6.4.17

Una elocuencia arrolladora, por Gabriela Franco


(Sobre La barrera del sonido, de Marcelo Arias, Modesto Rimba, 2016)


Leí los relatos de Arias por primera vez cuando aún no tenían un título que los cobijara, y vuelvo a leerlos ahora que se han convertido en La barrera del sonido. Entre una lectura y otra, hay variaciones, simetrías, leves anacronismos. Más allá de los cambios de palabras, títulos, recortes, también es otra la lectura que se hace cuando los cuentos se han vuelto libro. Es otro el placer y es otro el hallazgo al poder subrayar una frase en un volumen que ya forma parte de mi biblioteca. Subrayo, por ejemplo: “el azar es un dios neutral. Por eso provoca espanto. Porque la neutralidad es un estado que los hombres no le podemos permitir a un dios”. Subrayo: “Me gustan los bares; me gusta dialogar con la gente que frecuenta los bares. Calculo que allí se computa, incluso, una cifra no menor de lo que llamaré mi identidad.”

Frases, iluminaciones, anécdotas. Los cuentos que integran este volumen tienen una fibra común, un tono, una línea de diálogo abierta. Conforman entre sí una suerte de constelación, hay brillos que guiñan de un cuento a otro. Y al mismo tiempo ofrecen una riquísima variedad de temas, recursos y humores.

Hay, por ejemplo, varios viajes que enhebran un itinerario entre relatos. Un viaje a El Chaltén, un viaje en el colectivo 44, la hoja de ruta de un cadete en pleno centro porteño, la planificación de un viaje al mar, una inquietante conversación en el vagón comedor de un tren en un viaje de regreso. Los modos de viajar son, de alguna manera, decisivos: “A internarme vine en colectivo. Me cuesta creer que vaya a abandonar la clínica en la ambulancia de la morgue si, para llegar hasta aquí, me tomé el 76.”

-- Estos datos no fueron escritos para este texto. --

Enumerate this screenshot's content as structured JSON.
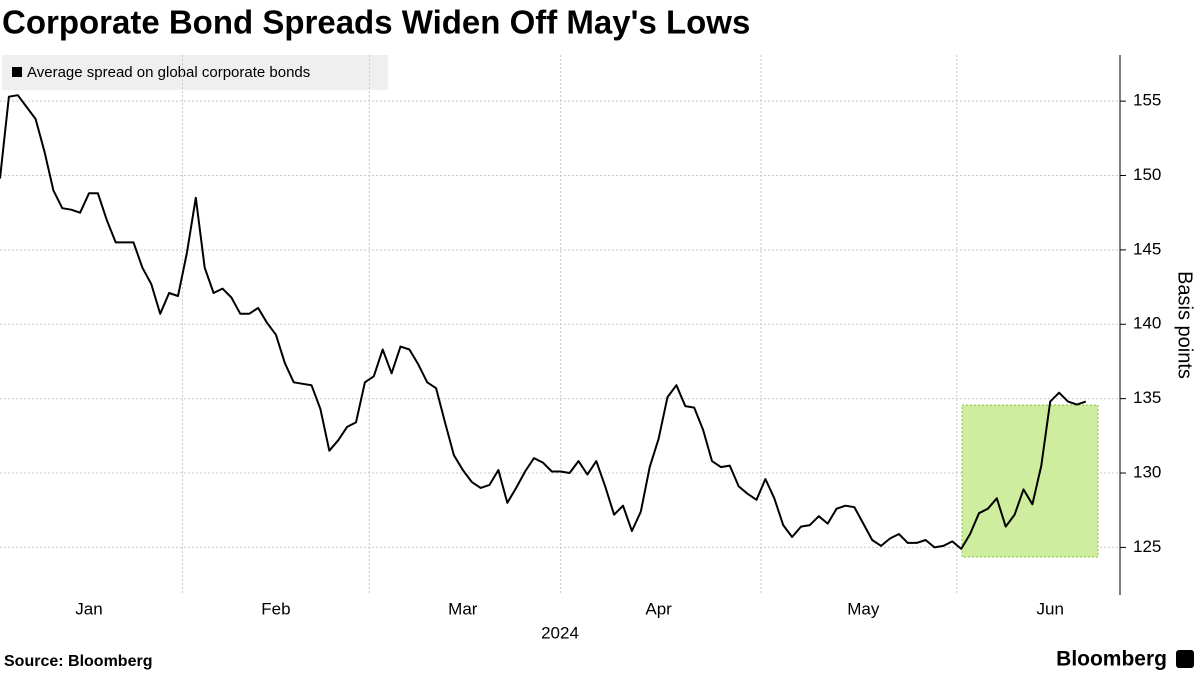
{
  "chart_data": {
    "type": "line",
    "title": "Corporate Bond Spreads Widen Off May's Lows",
    "x_label": "2024",
    "y_label": "Basis points",
    "source": "Source: Bloomberg",
    "brand": "Bloomberg",
    "categories": [
      null,
      null,
      null,
      null,
      null,
      null,
      null,
      null,
      null,
      null,
      "Jan",
      null,
      null,
      null,
      null,
      null,
      null,
      null,
      null,
      null,
      null,
      null,
      null,
      null,
      null,
      null,
      null,
      null,
      null,
      null,
      null,
      "Feb",
      null,
      null,
      null,
      null,
      null,
      null,
      null,
      null,
      null,
      null,
      null,
      null,
      null,
      null,
      null,
      null,
      null,
      null,
      null,
      null,
      "Mar",
      null,
      null,
      null,
      null,
      null,
      null,
      null,
      null,
      null,
      null,
      null,
      null,
      null,
      null,
      null,
      null,
      null,
      null,
      null,
      null,
      null,
      "Apr",
      null,
      null,
      null,
      null,
      null,
      null,
      null,
      null,
      null,
      null,
      null,
      null,
      null,
      null,
      null,
      null,
      null,
      null,
      null,
      null,
      null,
      null,
      "May",
      null,
      null,
      null,
      null,
      null,
      null,
      null,
      null,
      null,
      null,
      null,
      null,
      null,
      null,
      null,
      null,
      null,
      null,
      null,
      null,
      "Jun",
      null,
      null,
      null,
      null
    ],
    "series": [
      {
        "name": "Average spread on global corporate bonds",
        "color": "#000000",
        "values": [
          149.8,
          155.3,
          155.4,
          154.6,
          153.8,
          151.6,
          149.0,
          147.8,
          147.7,
          147.5,
          148.8,
          148.8,
          147.0,
          145.5,
          145.5,
          145.5,
          143.8,
          142.7,
          140.7,
          142.1,
          141.9,
          144.8,
          148.5,
          143.8,
          142.1,
          142.4,
          141.8,
          140.7,
          140.7,
          141.1,
          140.1,
          139.3,
          137.4,
          136.1,
          136.0,
          135.9,
          134.3,
          131.5,
          132.2,
          133.1,
          133.4,
          136.1,
          136.5,
          138.3,
          136.7,
          138.5,
          138.3,
          137.3,
          136.1,
          135.7,
          133.4,
          131.2,
          130.2,
          129.4,
          129.0,
          129.2,
          130.2,
          128.0,
          129.0,
          130.1,
          131.0,
          130.7,
          130.1,
          130.1,
          130.0,
          130.8,
          129.9,
          130.8,
          129.1,
          127.2,
          127.8,
          126.1,
          127.4,
          130.4,
          132.3,
          135.1,
          135.9,
          134.5,
          134.4,
          132.9,
          130.8,
          130.4,
          130.5,
          129.1,
          128.6,
          128.2,
          129.6,
          128.3,
          126.5,
          125.7,
          126.4,
          126.5,
          127.1,
          126.6,
          127.6,
          127.8,
          127.7,
          126.6,
          125.5,
          125.1,
          125.6,
          125.9,
          125.3,
          125.3,
          125.5,
          125.0,
          125.1,
          125.4,
          124.9,
          125.9,
          127.3,
          127.6,
          128.3,
          126.4,
          127.2,
          128.9,
          127.9,
          130.5,
          134.8,
          135.4,
          134.8,
          134.6,
          134.8
        ]
      }
    ],
    "ylim": [
      121.8,
      158.1
    ],
    "yticks": [
      125,
      130,
      135,
      140,
      145,
      150,
      155
    ],
    "grid": true
  }
}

Ese otro viaje, el de la salud y sus límites, es motivo de dos cuentos. El que acabo de citar, “Intimidad”, y otro cuyo sugerente título es “¿Sabe cómo le dicen al arquero de su equipo?” En ambos aparece la figura del doctor Muñoz, que controla las “peripecias del organismo” del protagonista, y en ambos el humor y la paradoja iluminan los grandes temas. El narrador se pregunta: “¿La única alternativa para no morir prematuramente es vivir una vida en la que me quiera matar?” El narrador observa: “mi terror no lo provocan las maneras de morir que la ciencia contempla, sino los modos de vivir que sobrevuelan el consultorio”.

Y el epígrafe de Baudelaire, en el cuento siguiente, no sólo da pie al nuevo relato sino que también dialoga con el anterior: “y que, ebrios de su sangre, preferían, en suma, el dolor a la muerte y el infierno a la nada”. Y viene bien citar las citas, porque otro de los hilos invisibles que engarzan un cuento con otro es la lectura. Están las 1023 páginas de Anna Karenina envueltas en una trama de objetos perdidos; están los mensajes de texto que se leen con el rabillo del ojo al compañero de asiento en un viaje en el transporte público.

Hay más. Hay diálogos fabulosos que capturan no sólo modos de hablar de un tiempo particular sino la forma de la percepción del tiempo y sus distorsiones. O registros implacables de la paranoia urbana. O retratos de la incomunicación en plena era de las comunicaciones.

Un rasgo común a todos los cuentos es, sin duda, su riqueza expresiva. A contrapelo de la escritura más bien llana que suele abundar en la narrativa actual, este libro ofrece una elocuencia arrolladora. También es llamativo el predominio de la narración en presente, como quien intenta tornar vívido y palpable cada acontecimiento.

Los nueve cuentos que componen La barrera del sonido confirman que Arias es un contador de fábulas, un perfeccionista de anécdotas, un juglar que rescata historias y las pule hasta volverlas literatura. En otras palabras, Arias es un narrador nato.